The Iraqi government is keen to prove that it can act independently. It remains to be seen whether the government will succeed in doing so. However, the government seems to be announcing its intentions loud and clear following the incident in which Blackwater USA security guards were involved. The incident took place in downtown Baghdad last Sunday.
News agencies reported recently that the Iraqi government was revoking Blackwater’s license. Had it occurred in another country, the incident could have been filed under trivia: a security company grossly violates government regulations and contract requirements by killing a number of civilians, and therefore the authorities must cancel its license. But Sunday’s shooting took place in Baghdad and hence it makes a difference. Blackwater spokesperson clearly stated that the company had merely taken the Iraqi government’s opinion into consideration, and the company would carry on its operations in Iraq in line with the terms of a contract between Blackwater and the U.S. government.

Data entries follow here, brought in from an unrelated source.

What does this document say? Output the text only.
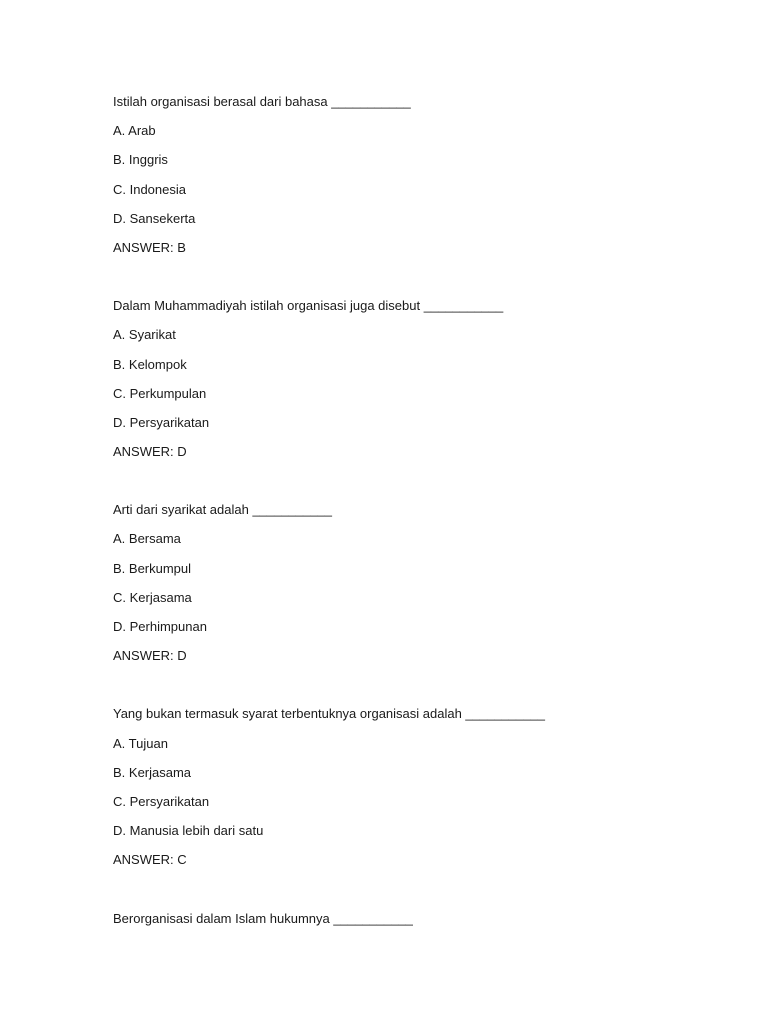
Istilah organisasi berasal dari bahasa ___________
A. Arab
B. Inggris
C. Indonesia
D. Sansekerta
ANSWER: B
Dalam Muhammadiyah istilah organisasi juga disebut ___________
A. Syarikat
B. Kelompok
C. Perkumpulan
D. Persyarikatan
ANSWER: D
Arti dari syarikat adalah ___________
A. Bersama
B. Berkumpul
C. Kerjasama
D. Perhimpunan
ANSWER: D
Yang bukan termasuk syarat terbentuknya organisasi adalah ___________
A. Tujuan
B. Kerjasama
C. Persyarikatan
D. Manusia lebih dari satu
ANSWER: C
Berorganisasi dalam Islam hukumnya ___________
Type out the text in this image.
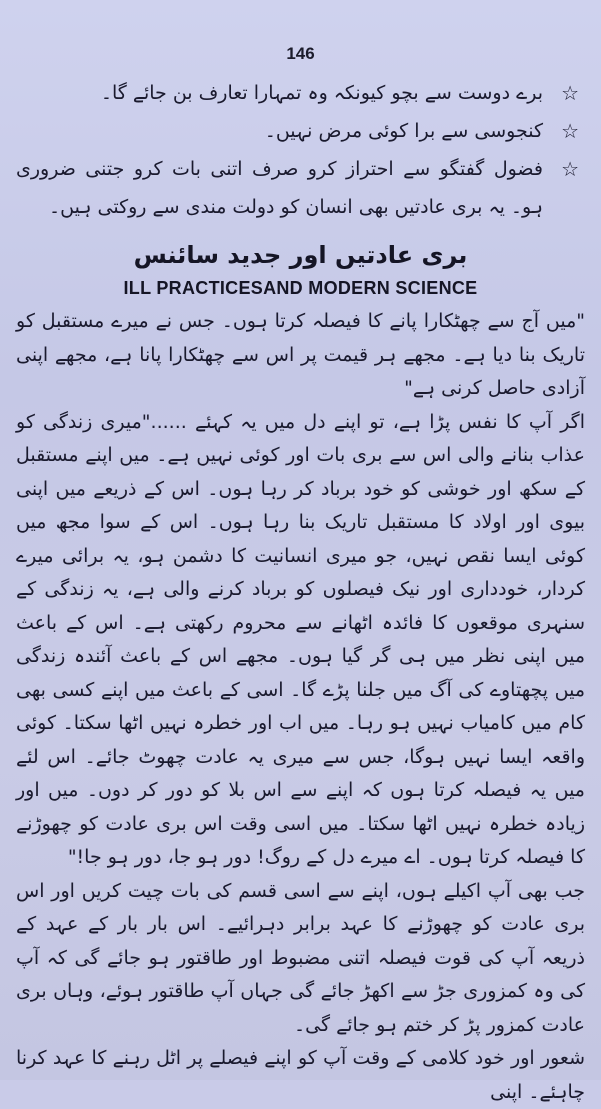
146
☆
برے دوست سے بچو کیونکہ وہ تمہارا تعارف بن جائے گا۔
☆
کنجوسی سے برا کوئی مرض نہیں۔
☆
فضول گفتگو سے احتراز کرو صرف اتنی بات کرو جتنی ضروری ہو۔ یہ بری عادتیں بھی انسان کو دولت مندی سے روکتی ہیں۔
بری عادتیں اور جدید سائنس
ILL PRACTICESAND MODERN SCIENCE

"میں آج سے چھٹکارا پانے کا فیصلہ کرتا ہوں۔ جس نے میرے مستقبل کو تاریک بنا دیا ہے۔ مجھے ہر قیمت پر اس سے چھٹکارا پانا ہے، مجھے اپنی آزادی حاصل کرنی ہے"

اگر آپ کا نفس پڑا ہے، تو اپنے دل میں یہ کہئے ......"میری زندگی کو عذاب بنانے والی اس سے بری بات اور کوئی نہیں ہے۔ میں اپنے مستقبل کے سکھ اور خوشی کو خود برباد کر رہا ہوں۔ اس کے ذریعے میں اپنی بیوی اور اولاد کا مستقبل تاریک بنا رہا ہوں۔ اس کے سوا مجھ میں کوئی ایسا نقص نہیں، جو میری انسانیت کا دشمن ہو، یہ برائی میرے کردار، خودداری اور نیک فیصلوں کو برباد کرنے والی ہے، یہ زندگی کے سنہری موقعوں کا فائدہ اٹھانے سے محروم رکھتی ہے۔ اس کے باعث میں اپنی نظر میں ہی گر گیا ہوں۔ مجھے اس کے باعث آئندہ زندگی میں پچھتاوے کی آگ میں جلنا پڑے گا۔ اسی کے باعث میں اپنے کسی بھی کام میں کامیاب نہیں ہو رہا۔ میں اب اور خطرہ نہیں اٹھا سکتا۔ کوئی واقعہ ایسا نہیں ہوگا، جس سے میری یہ عادت چھوٹ جائے۔ اس لئے میں یہ فیصلہ کرتا ہوں کہ اپنے سے اس بلا کو دور کر دوں۔ میں اور زیادہ خطرہ نہیں اٹھا سکتا۔ میں اسی وقت اس بری عادت کو چھوڑنے کا فیصلہ کرتا ہوں۔ اے میرے دل کے روگ! دور ہو جا، دور ہو جا!"

جب بھی آپ اکیلے ہوں، اپنے سے اسی قسم کی بات چیت کریں اور اس بری عادت کو چھوڑنے کا عہد برابر دہرائیے۔ اس بار بار کے عہد کے ذریعہ آپ کی قوت فیصلہ اتنی مضبوط اور طاقتور ہو جائے گی کہ آپ کی وہ کمزوری جڑ سے اکھڑ جائے گی جہاں آپ طاقتور ہوئے، وہاں بری عادت کمزور پڑ کر ختم ہو جائے گی۔

شعور اور خود کلامی کے وقت آپ کو اپنے فیصلے پر اٹل رہنے کا عہد کرنا چاہئے۔ اپنی
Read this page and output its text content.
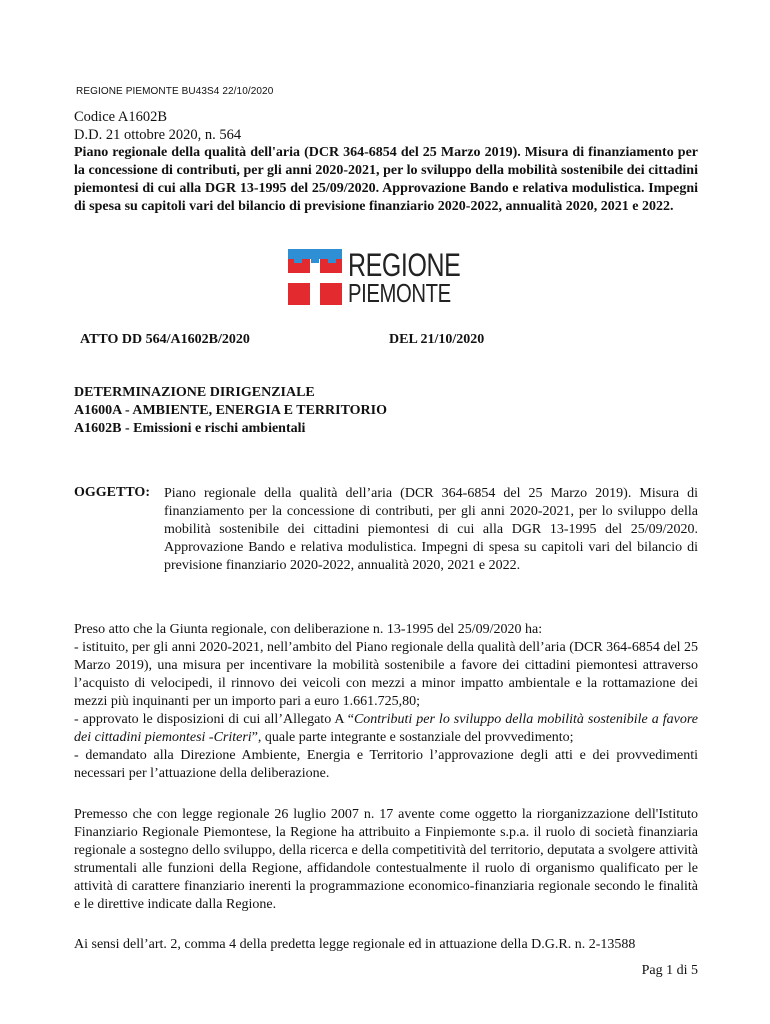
REGIONE PIEMONTE BU43S4 22/10/2020
Codice A1602B
D.D. 21 ottobre 2020, n. 564
Piano regionale della qualità dell'aria (DCR 364-6854 del 25 Marzo 2019). Misura di finanziamento per la concessione di contributi, per gli anni 2020-2021, per lo sviluppo della mobilità sostenibile dei cittadini piemontesi di cui alla DGR 13-1995 del 25/09/2020. Approvazione Bando e relativa modulistica. Impegni di spesa su capitoli vari del bilancio di previsione finanziario 2020-2022, annualità 2020, 2021 e 2022.
REGIONE
PIEMONTE
ATTO DD 564/A1602B/2020	DEL 21/10/2020
DETERMINAZIONE DIRIGENZIALE
A1600A - AMBIENTE, ENERGIA E TERRITORIO
A1602B - Emissioni e rischi ambientali
OGGETTO: Piano regionale della qualità dell’aria (DCR 364-6854 del 25 Marzo 2019). Misura di finanziamento per la concessione di contributi, per gli anni 2020-2021, per lo sviluppo della mobilità sostenibile dei cittadini piemontesi di cui alla DGR 13-1995 del 25/09/2020. Approvazione Bando e relativa modulistica. Impegni di spesa su capitoli vari del bilancio di previsione finanziario 2020-2022, annualità 2020, 2021 e 2022.
Preso atto che la Giunta regionale, con deliberazione n. 13-1995 del 25/09/2020 ha:
- istituito, per gli anni 2020-2021, nell’ambito del Piano regionale della qualità dell’aria (DCR 364-6854 del 25 Marzo 2019), una misura per incentivare la mobilità sostenibile a favore dei cittadini piemontesi attraverso l’acquisto di velocipedi, il rinnovo dei veicoli con mezzi a minor impatto ambientale e la rottamazione dei mezzi più inquinanti per un importo pari a euro 1.661.725,80;
- approvato le disposizioni di cui all’Allegato A “Contributi per lo sviluppo della mobilità sostenibile a favore dei cittadini piemontesi -Criteri”, quale parte integrante e sostanziale del provvedimento;
- demandato alla Direzione Ambiente, Energia e Territorio l’approvazione degli atti e dei provvedimenti necessari per l’attuazione della deliberazione.
Premesso che con legge regionale 26 luglio 2007 n. 17 avente come oggetto la riorganizzazione dell'Istituto Finanziario Regionale Piemontese, la Regione ha attribuito a Finpiemonte s.p.a. il ruolo di società finanziaria regionale a sostegno dello sviluppo, della ricerca e della competitività del territorio, deputata a svolgere attività strumentali alle funzioni della Regione, affidandole contestualmente il ruolo di organismo qualificato per le attività di carattere finanziario inerenti la programmazione economico-finanziaria regionale secondo le finalità e le direttive indicate dalla Regione.
Ai sensi dell’art. 2, comma 4 della predetta legge regionale ed in attuazione della D.G.R. n. 2-13588
Pag 1 di 5
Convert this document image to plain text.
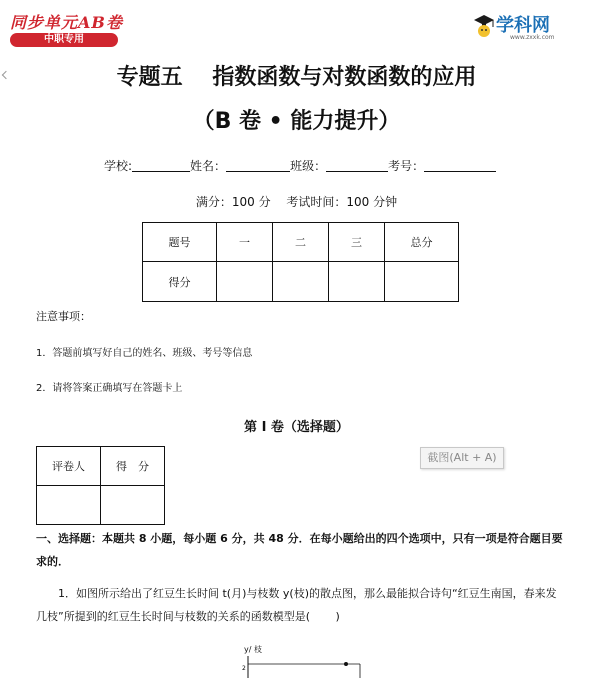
同步单元AB卷
中职专用
学科网
www.zxxk.com
专题五　 指数函数与对数函数的应用
（B 卷 • 能力提升）
学校:	姓名：	班级：	考号：
满分：100 分　 考试时间：100 分钟
题号	一	二	三	总分
得分				
注意事项：
1．答题前填写好自己的姓名、班级、考号等信息
2．请将答案正确填写在答题卡上
第 I 卷（选择题）
评卷人	得　分

截图(Alt + A)
一、选择题：本题共 8 小题，每小题 6 分，共 48 分．在每小题给出的四个选项中，只有一项是符合题目要求的．
1．如图所示给出了红豆生长时间 t(月)与枝数 y(枝)的散点图，那么最能拟合诗句“红豆生南国，春来发几枝”所提到的红豆生长时间与枝数的关系的函数模型是(　　 )
y/ 枝
2
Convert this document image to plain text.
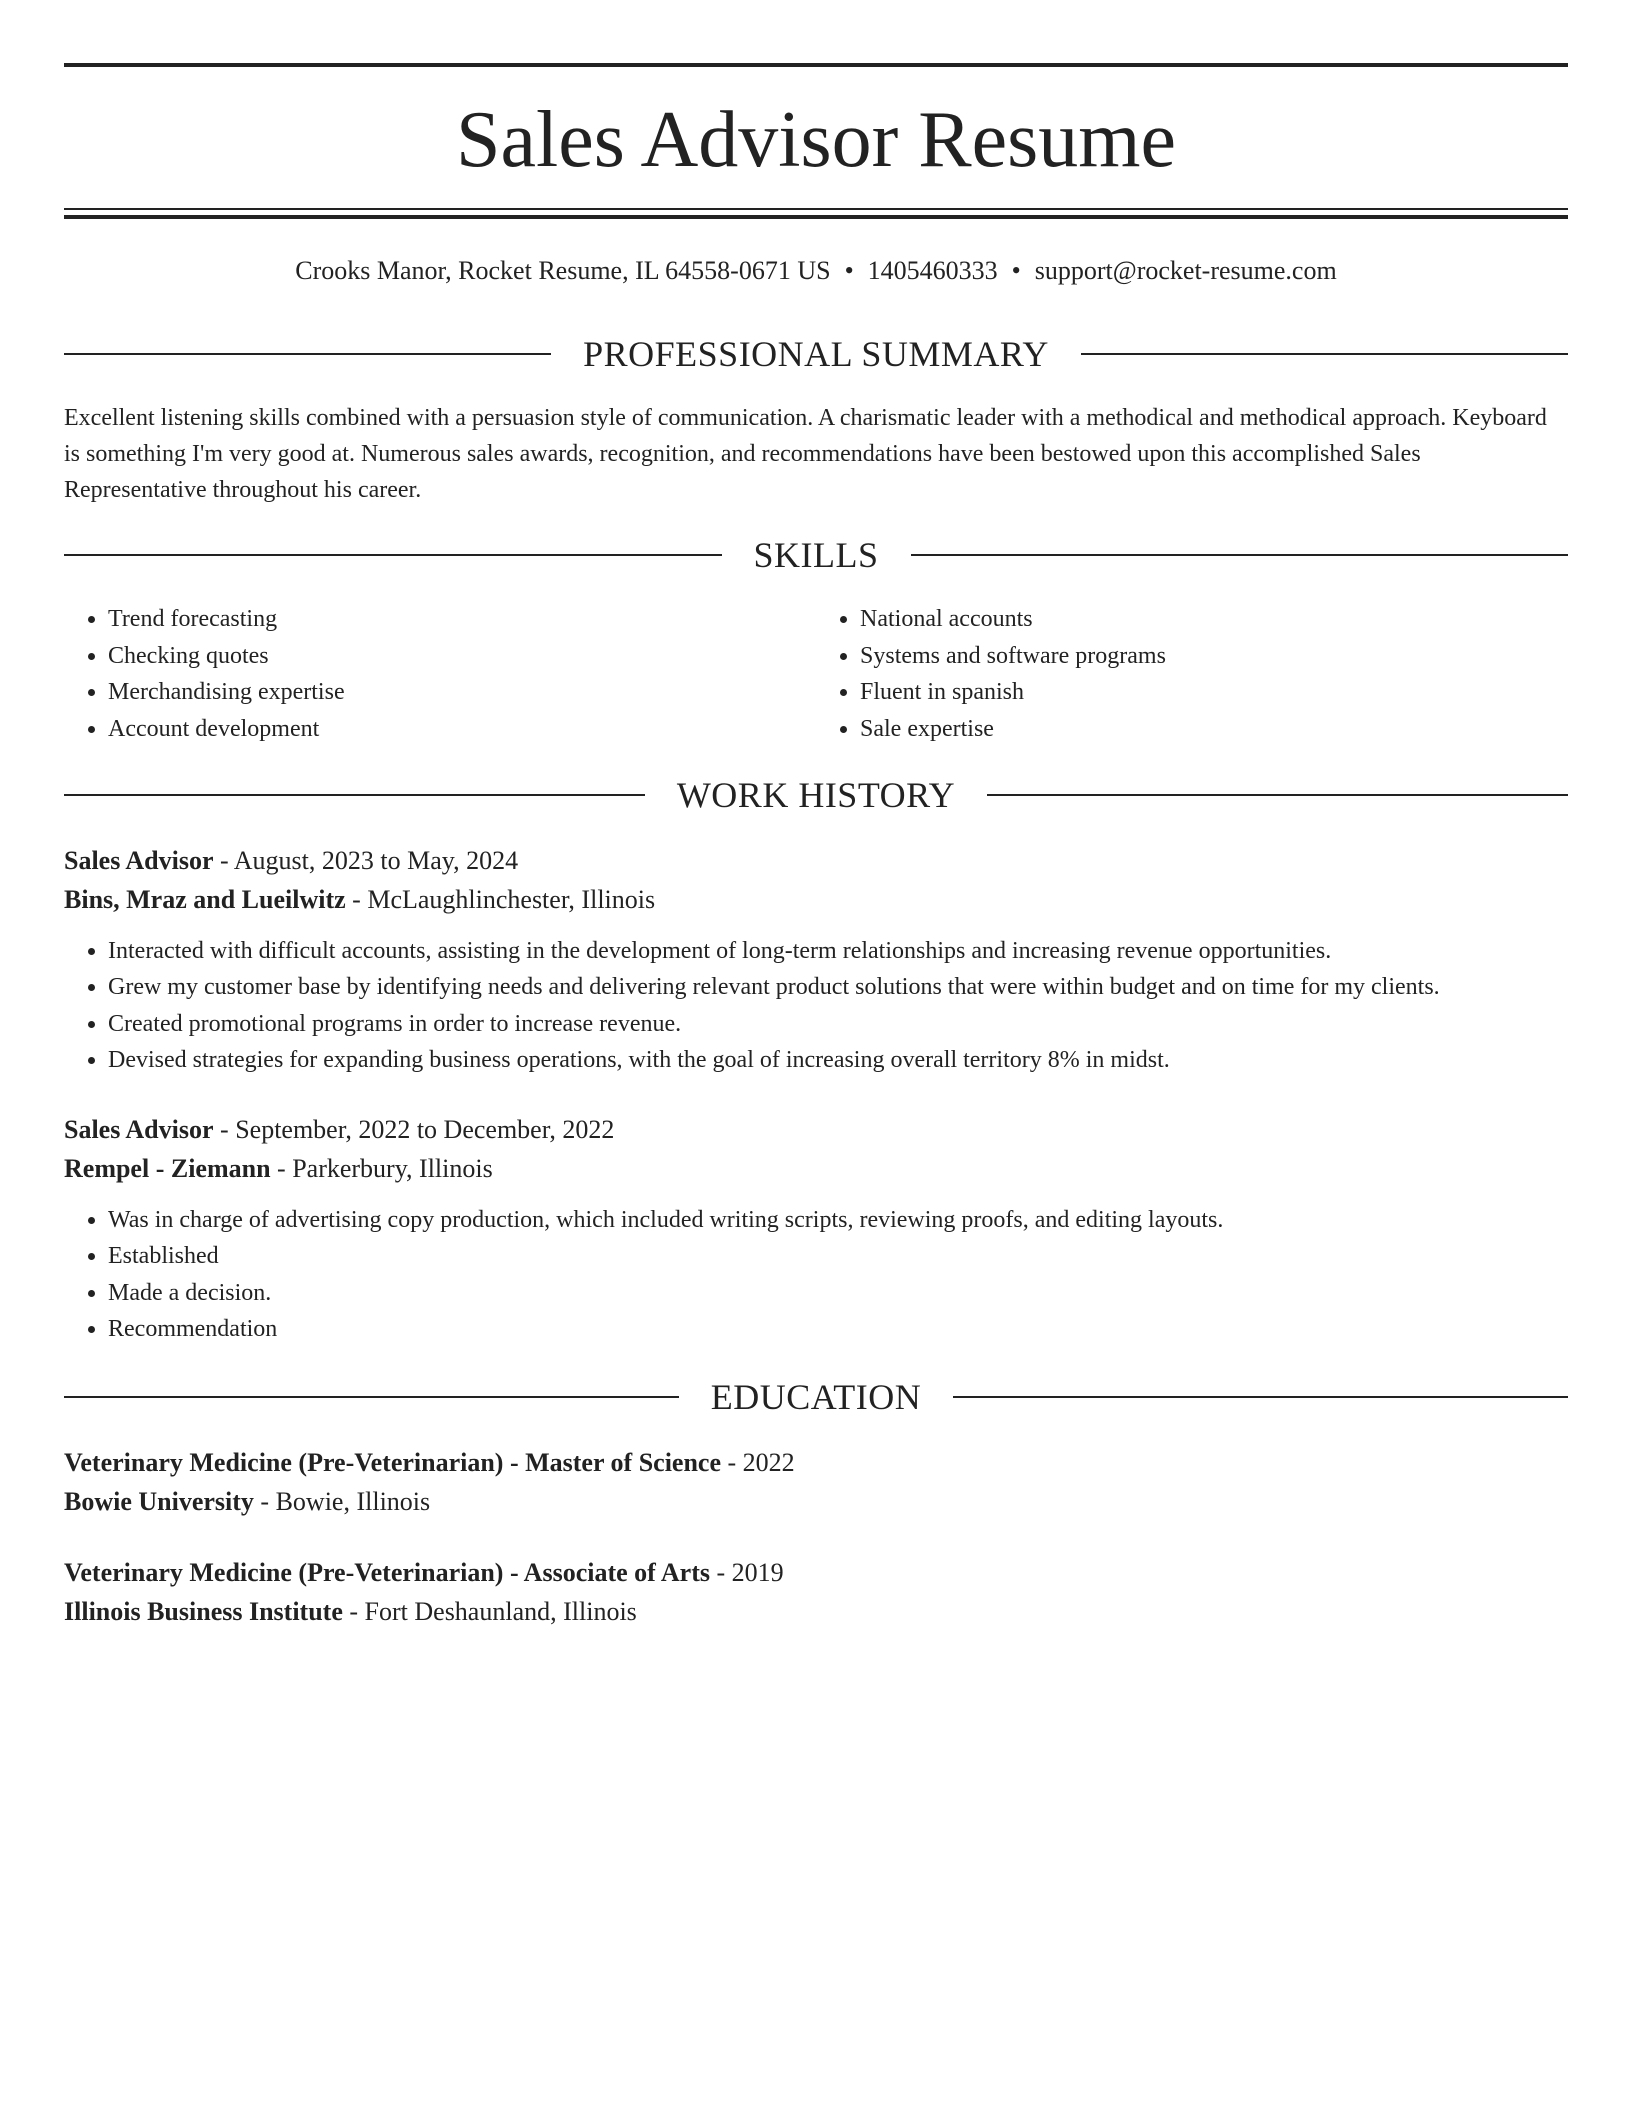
Sales Advisor Resume
Crooks Manor, Rocket Resume, IL 64558-0671 US • 1405460333 • support@rocket-resume.com
PROFESSIONAL SUMMARY

Excellent listening skills combined with a persuasion style of communication. A charismatic leader with a methodical and methodical approach. Keyboard is something I'm very good at. Numerous sales awards, recognition, and recommendations have been bestowed upon this accomplished Sales Representative throughout his career.

SKILLS
• Trend forecasting
• Checking quotes
• Merchandising expertise
• Account development
• National accounts
• Systems and software programs
• Fluent in spanish
• Sale expertise
WORK HISTORY
Sales Advisor - August, 2023 to May, 2024
Bins, Mraz and Lueilwitz - McLaughlinchester, Illinois
• Interacted with difficult accounts, assisting in the development of long-term relationships and increasing revenue opportunities.
• Grew my customer base by identifying needs and delivering relevant product solutions that were within budget and on time for my clients.
• Created promotional programs in order to increase revenue.
• Devised strategies for expanding business operations, with the goal of increasing overall territory 8% in midst.
Sales Advisor - September, 2022 to December, 2022
Rempel - Ziemann - Parkerbury, Illinois
• Was in charge of advertising copy production, which included writing scripts, reviewing proofs, and editing layouts.
• Established
• Made a decision.
• Recommendation
EDUCATION
Veterinary Medicine (Pre-Veterinarian) - Master of Science - 2022
Bowie University - Bowie, Illinois
Veterinary Medicine (Pre-Veterinarian) - Associate of Arts - 2019
Illinois Business Institute - Fort Deshaunland, Illinois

The Blackwater case is worth mentioning not only in terms of the incident per se. It is also quite noteworthy as part of the complex problem stemming from the presence of numerous security firms in Iraq. What did actually happen on September 16? The versions of the incident vary. According to Blackwater, one of the cars of a U.S. State Department convoy was struck by a roadside bomb as the convoy was passing through the Mansour district of western Baghdad. The convoy was caught in a vicious crossfire following the explosion. The convoy cars could not maneuver around the damaged vehicle, and Blackwater security guards had to engage. A different account of the events is provided by Iraqi passers-by and Iraqi policemen who happened to witness the incident. According to them, Blackwater personnel started shooting at civilians indiscriminately after the explosion. The shooting left at least 11 people dead. About fifteen people were wounded.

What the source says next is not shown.